- Bill Gates
- Steve Jobs
- Michael Dell
- David Geffen
- Larry Ellison
- Mark Zuckerberg
The list could go on for quite a while. In thinking about this I actually think this is not entirely a coincidence. On that list are some of the most powerful and influential people in our modern business world.
Now in any sort of argument like this it is important not to confuse cause and effect. It could easily be argued that all these people would have been successful whether or not they completed college. It is not the fact that they DID NOT complete college that they were successful. It is merely the fact that successful people will be successful no matter what.
While I certainly believe that may be partly the reason, I'm not sure there is not some level of causation.

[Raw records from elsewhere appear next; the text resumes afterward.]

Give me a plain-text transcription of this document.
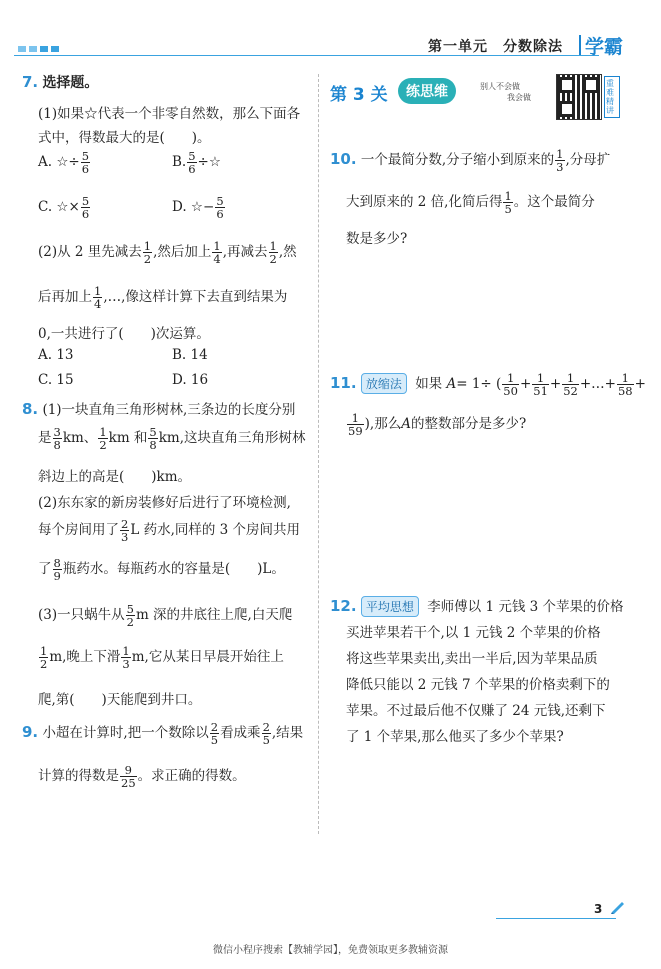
第一单元　分数除法 学霸
7. 选择题。
(1)如果☆代表一个非零自然数，那么下面各
式中，得数最大的是(　　)。
A. ☆÷ $\frac{5}{6}$	B. $\frac{5}{6}$ ÷☆
C. ☆× $\frac{5}{6}$	D. ☆− $\frac{5}{6}$
(2)从 2 里先减去 $\frac{1}{2}$ ,然后加上 $\frac{1}{4}$ ,再减去 $\frac{1}{2}$ ,然
后再加上 $\frac{1}{4}$ ,…,像这样计算下去直到结果为
0,一共进行了(　　)次运算。
A. 13	B. 14
C. 15	D. 16
8. (1)一块直角三角形树林,三条边的长度分别
是 $\frac{3}{8}$ km、 $\frac{1}{2}$ km 和 $\frac{5}{8}$ km,这块直角三角形树林
斜边上的高是(　　)km。
(2)东东家的新房装修好后进行了环境检测,
每个房间用了 $\frac{2}{3}$ L 药水,同样的 3 个房间共用
了 $\frac{8}{9}$ 瓶药水。每瓶药水的容量是(　　)L。
(3)一只蜗牛从 $\frac{5}{2}$ m 深的井底往上爬,白天爬
$\frac{1}{2} m$,晚上下滑 $\frac{1}{3} m$,它从某日早晨开始往上
爬,第(　　)天能爬到井口。
9. 小超在计算时,把一个数除以 $\frac{2}{5}$ 看成乘 $\frac{2}{5}$ ,结果
计算的得数是 $\frac{9}{25}$ 。求正确的得数。
第 3 关	练思维	别人不会做
我会做
重难精讲
10. 一个最简分数,分子缩小到原来的 $\frac{1}{3}$ ,分母扩
大到原来的 2 倍,化简后得 $\frac{1}{5}$ 。这个最简分
数是多少?
11. 放缩法 如果 A= 1÷ ( $\frac{1}{50} + \frac{1}{51} + \frac{1}{52}$ +…+ $\frac{1}{58}$ +
$\frac{1}{59}$ ),那么A的整数部分是多少?
12. 平均思想 李师傅以 1 元钱 3 个苹果的价格
买进苹果若干个,以 1 元钱 2 个苹果的价格
将这些苹果卖出,卖出一半后,因为苹果品质
降低只能以 2 元钱 7 个苹果的价格卖剩下的
苹果。不过最后他不仅赚了 24 元钱,还剩下
了 1 个苹果,那么他买了多少个苹果?
3
微信小程序搜索【教辅学园】，免费领取更多教辅资源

One of the things I have been thinking about lately is how our society is organized and how it has created certain outcomes. One of the things that is readily apparent to me is that our society is not geared to produce creative thinkers. Our education system is very rules based. And rules are in direct opposition to creativity. The more rules you put on someone the more you constrain and limit her creative side.
We have created millions of students who know how to follow the rules and conform. We use standardized test to measure performance and emphasize rote memorization and regurgitation over creativity and original thinking. Those who are able to excel at these things are the ones who do well in school but they are not necessarily the ones to change the world. You cannot change the world if you are constrained to thinking like everybody else and by following the rules that others have laid out for you.
I am not trying to be negative about our education system. I am someone who benefited greatly from the current system as my strengths lie in taking standardized test and in rote memorization. I therefore excelled in school. But I am also not (yet) lighting the world on fire like the list above. We as a society have emphasized this type of learning and environment to produce exactly what we wanted; a group of workers who would excel at doing exactly what was asked of them. This was exactly what was needed for the majority of jobs that we created during the twentieth century. Factory workers need to follow instructions exactly. So do accountants (the last thing we need is "creative accounting".
So while I think our education system is great at producing this type of worker, it is not so great at creating the Steve Jobs and Mark Zuckerbergs of the world. As we move away from a world where the good middle-class jobs are no longer available in the factories of Detroit but only via the screens of Silicon Valley, can our education change with it or will we be doomed?